As women, we are constantly expected to perform a certain role in the work place. We are seen to be soft-spoken, careful, shy, and here to de-escalate tensions caused by male co-workers who need a feminine touch to calm their quarrels and stroke their egos. This view of women is unfortunately one we have seen too many times. One need only look at the general conception of femininity to see how women have been placed into the predetermined gender role that labels them as weaker, frailer, less important – in short the fairer sex.
This is an essentialist view of gender, which allocates certain attributes to men and women with the view that the perfect person will completely adhere to what is set out in their gender norm. And, whilst traditionally it seemed correct that characteristics like those listed were assumed exclusively by women, it is now becoming clear that this is not the case. Social norms, like those held in the work place, work to create and maintain these gender distinctions rather than merely point out some kind of natural divide between male and female employees.
Such a narrow conception of gender, which suggests that each person must remain within the confines of their specific role, is damaging for everyone regardless of gender identification. Of course traits like compassion and sympathy are welcome in a working environment, but why is it only women who are said to have them? Similarly, being assertive and analytical is useful in many day-to-day tasks, so why should men be the ones laying claim to having such qualities? This harmful narrative that I, being a woman, should stick to one list of characteristics, and my male co-worker should have a different list only works to perpetuate the idea that our gender identification restricts our abilities in one way or another. It is hard to break the glass ceiling when we are constantly being told that it is built within our very anatomy to be yielding and submissive. Furthermore, it is easy to forget that this essentialism harms men as well, arguing that true men must be self-concerned and aggressive, which often makes male employees feel pressured to act in a way that prohibits sensitivity and empathy.

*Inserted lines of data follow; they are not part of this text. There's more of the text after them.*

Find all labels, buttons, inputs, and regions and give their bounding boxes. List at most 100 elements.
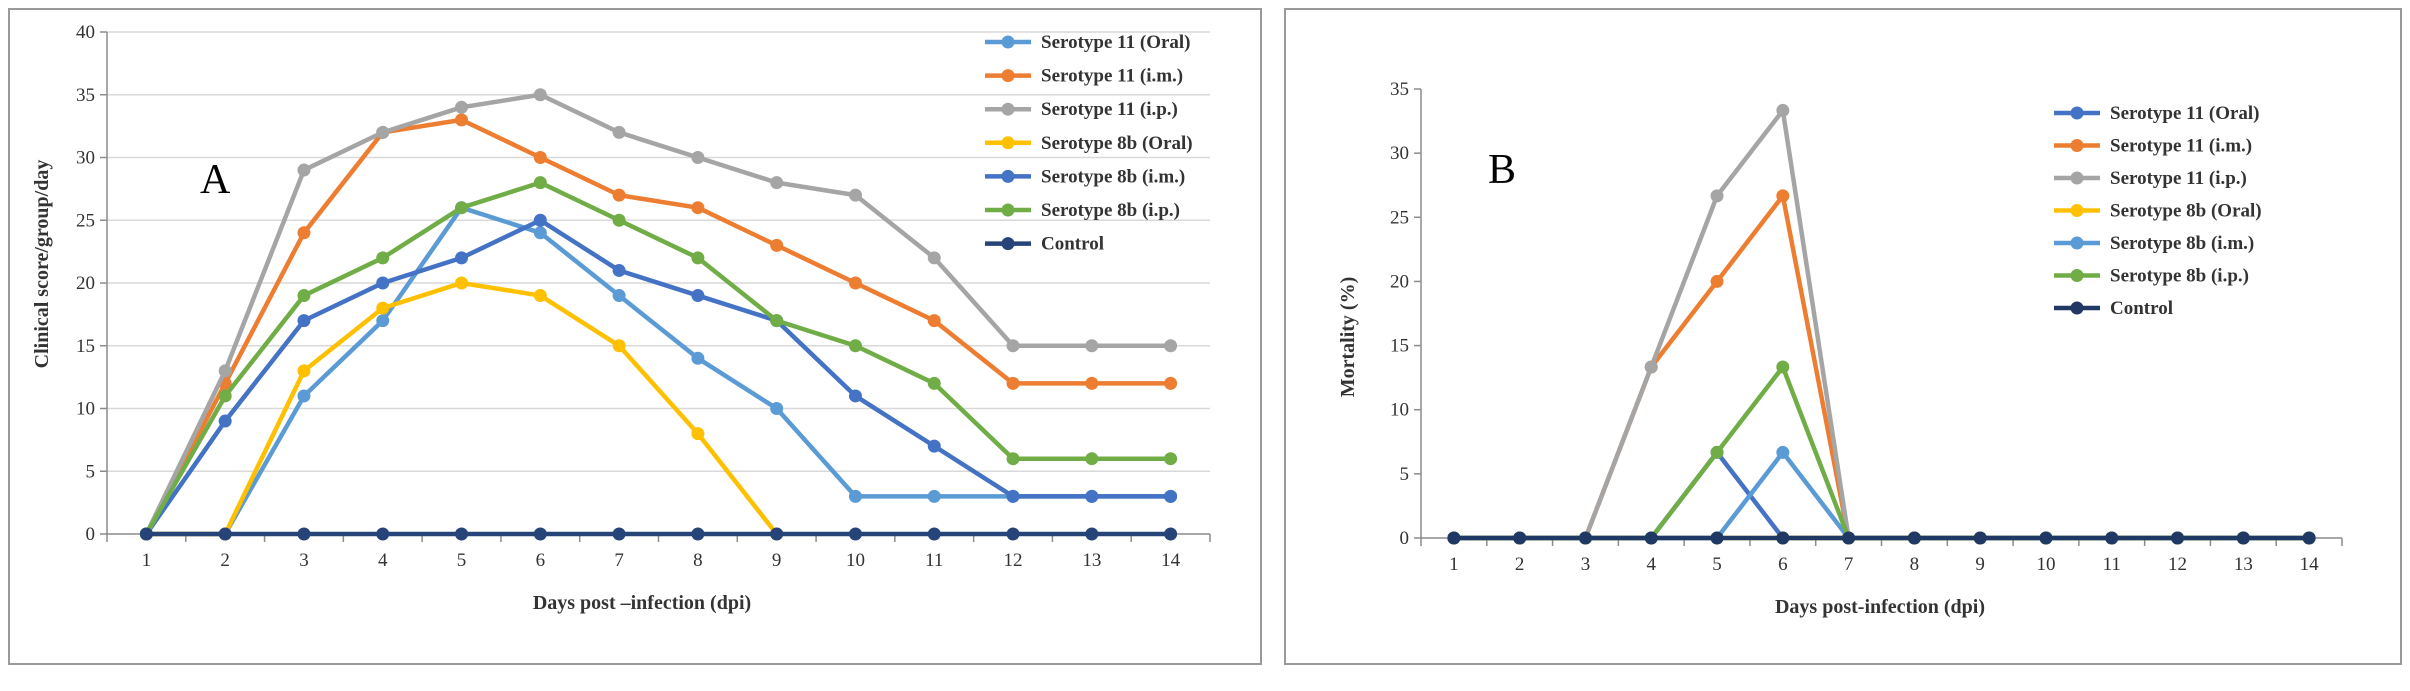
legend-label: Serotype 8b (i.m.) bbox=[2110, 233, 2254, 254]
x-tick-label: 6 bbox=[1778, 554, 1788, 575]
series-line bbox=[146, 205, 1171, 537]
y-tick-label: 10 bbox=[1390, 400, 1409, 421]
data-point bbox=[927, 527, 941, 541]
data-point bbox=[1710, 274, 1724, 288]
series-line bbox=[144, 180, 1171, 536]
x-tick-label: 10 bbox=[2036, 554, 2055, 575]
legend-item: Serotype 8b (i.m.) bbox=[2054, 233, 2254, 254]
data-point bbox=[1164, 376, 1178, 390]
legend-item: Serotype 11 (Oral) bbox=[2054, 103, 2260, 124]
data-point bbox=[848, 188, 862, 202]
data-point bbox=[927, 251, 941, 265]
x-tick-label: 6 bbox=[536, 550, 546, 571]
data-point bbox=[1710, 189, 1724, 203]
legend-item: Serotype 8b (i.p.) bbox=[985, 200, 1180, 221]
data-point bbox=[533, 176, 547, 190]
legend-item: Serotype 8b (Oral) bbox=[985, 133, 1193, 154]
data-point bbox=[297, 163, 311, 177]
x-tick-label: 11 bbox=[925, 550, 943, 571]
data-point bbox=[533, 88, 547, 102]
data-point bbox=[533, 151, 547, 164]
x-tick-label: 7 bbox=[614, 550, 624, 571]
y-tick-label: 30 bbox=[76, 148, 95, 169]
y-tick-label: 20 bbox=[76, 273, 95, 294]
y-tick-label: 15 bbox=[1390, 336, 1409, 357]
data-point bbox=[848, 276, 862, 290]
data-point bbox=[927, 439, 941, 453]
x-tick-label: 4 bbox=[1647, 554, 1657, 575]
data-point bbox=[612, 263, 626, 277]
y-tick-label: 30 bbox=[1390, 143, 1409, 164]
x-tick-label: 8 bbox=[693, 550, 703, 571]
data-point bbox=[1006, 527, 1020, 541]
data-point bbox=[1447, 531, 1461, 545]
legend-marker bbox=[2070, 139, 2084, 152]
legend-a: Serotype 11 (Oral) Serotype 11 (i.m.) Sero… bbox=[985, 32, 1193, 255]
data-point bbox=[376, 314, 390, 328]
legend-label: Serotype 8b (Oral) bbox=[2110, 201, 2262, 222]
data-point bbox=[297, 364, 311, 378]
panel-label-a: A bbox=[200, 157, 231, 203]
legend-label: Serotype 8b (i.p.) bbox=[2110, 266, 2249, 287]
data-point bbox=[1085, 489, 1099, 503]
data-point bbox=[297, 289, 311, 303]
x-tick-label: 9 bbox=[1975, 554, 1985, 575]
legend-label: Serotype 8b (i.p.) bbox=[1041, 200, 1180, 221]
y-tick-label: 15 bbox=[76, 336, 95, 357]
legend-marker bbox=[1001, 69, 1015, 83]
data-point bbox=[691, 289, 705, 303]
x-tick-label: 2 bbox=[1515, 554, 1525, 575]
data-point bbox=[218, 389, 232, 403]
x-tick-label: 14 bbox=[1161, 550, 1181, 571]
x-tick-label: 2 bbox=[220, 550, 230, 571]
data-point bbox=[612, 339, 626, 353]
y-tick-label: 5 bbox=[1400, 464, 1410, 485]
series-serotype-8b-i-p bbox=[139, 176, 1178, 541]
data-point bbox=[1907, 531, 1921, 545]
legend-marker bbox=[2070, 171, 2084, 185]
legend-label: Control bbox=[1041, 234, 1104, 255]
y-tick-label: 40 bbox=[76, 22, 95, 43]
legend-item: Serotype 11 (i.p.) bbox=[985, 99, 1178, 120]
series-control bbox=[1447, 531, 2316, 545]
x-tick-label: 12 bbox=[1004, 550, 1023, 571]
data-point bbox=[1973, 531, 1987, 545]
data-point bbox=[533, 226, 547, 240]
data-point bbox=[848, 489, 862, 503]
x-tick-label: 12 bbox=[2168, 554, 2187, 575]
x-axis-title-b: Days post-infection (dpi) bbox=[1775, 596, 1985, 618]
legend-label: Serotype 11 (i.p.) bbox=[1041, 99, 1178, 120]
chart-panel-a: A Clinical score/group/day Days post –in… bbox=[8, 8, 1262, 665]
data-point bbox=[1776, 445, 1790, 459]
legend-label: Control bbox=[2110, 298, 2173, 319]
data-point bbox=[297, 527, 311, 541]
data-point bbox=[376, 251, 390, 265]
series-serotype-8b-i-p bbox=[1447, 360, 2316, 545]
data-point bbox=[927, 314, 941, 328]
legend-label: Serotype 11 (Oral) bbox=[1041, 32, 1191, 53]
series-line bbox=[144, 117, 1171, 536]
series-line bbox=[144, 92, 1171, 535]
data-point bbox=[1644, 531, 1658, 545]
y-tick-label: 0 bbox=[1400, 528, 1410, 549]
x-tick-label: 13 bbox=[1082, 550, 1101, 571]
legend-item: Serotype 8b (i.m.) bbox=[985, 166, 1185, 187]
data-point bbox=[691, 151, 705, 164]
x-tick-label: 1 bbox=[142, 550, 152, 571]
data-point bbox=[455, 527, 469, 541]
data-point bbox=[218, 414, 232, 428]
series-control bbox=[139, 527, 1178, 541]
data-point bbox=[1776, 531, 1790, 545]
data-point bbox=[927, 376, 941, 390]
x-axis-title-a: Days post –infection (dpi) bbox=[533, 592, 751, 614]
x-tick-label: 9 bbox=[772, 550, 782, 571]
data-point bbox=[612, 188, 626, 202]
legend-marker bbox=[2070, 269, 2084, 282]
data-point bbox=[770, 314, 784, 328]
x-tick-label: 4 bbox=[378, 550, 388, 571]
y-axis-title-b: Mortality (%) bbox=[1337, 277, 1359, 398]
data-point bbox=[2171, 531, 2185, 545]
data-point bbox=[297, 389, 311, 403]
x-tick-label: 5 bbox=[1712, 554, 1722, 575]
x-tick-label: 11 bbox=[2103, 554, 2121, 575]
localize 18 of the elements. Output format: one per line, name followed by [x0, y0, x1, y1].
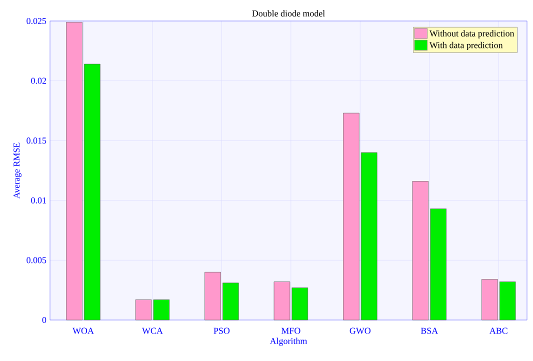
y-tick-label: 0.025	[26, 18, 46, 24]
y-tick-label: 0.005	[26, 257, 46, 264]
legend-label: With data prediction	[429, 42, 503, 50]
legend-label: Without data prediction	[429, 30, 514, 38]
x-tick-label: PSO	[214, 328, 230, 334]
x-tick-label: GWO	[350, 328, 370, 334]
y-tick-label: 0	[42, 316, 46, 324]
y-tick-label: 0.015	[26, 138, 46, 144]
x-tick-label: BSA	[420, 328, 438, 334]
x-tick-label: ABC	[489, 328, 508, 334]
x-tick-label: MFO	[281, 328, 300, 334]
y-tick-label: 0.01	[31, 197, 46, 204]
x-tick-label: WOA	[72, 328, 94, 334]
y-tick-label: 0.02	[31, 78, 46, 84]
x-axis-title: Algorithm	[270, 338, 308, 346]
x-tick-label: WCA	[142, 328, 163, 334]
y-axis-title: Average RMSE	[14, 142, 22, 199]
chart-title: Double diode model	[252, 10, 325, 16]
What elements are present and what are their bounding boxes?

It should be noted that Marsha Clark, who delivered the presentation, gave the seminar with the aim of teaching female employees how to increase their networks and improve their managerial style. Clark, therefore, is ostensibly showing women how to submit to societal pressures in order to ingratiate themselves with a workforce that thrives on patriarchal values. For instance, women should accept that male employees judge their bodies, so should dress nicely in order to be taken seriously. Rather than striving to change these outdated notions, it seems Clark suggests that women should accept them as fact and work with them in order to climb up the corporate ladder.
We need to challenge these assumptions. Men and women (and non-binary persons) should work to change stereotypes that harm us all and try to put us in a box. We are not merely attributes on a spread sheet. We are all diverse individuals with unique qualities. It is time we are treated as such.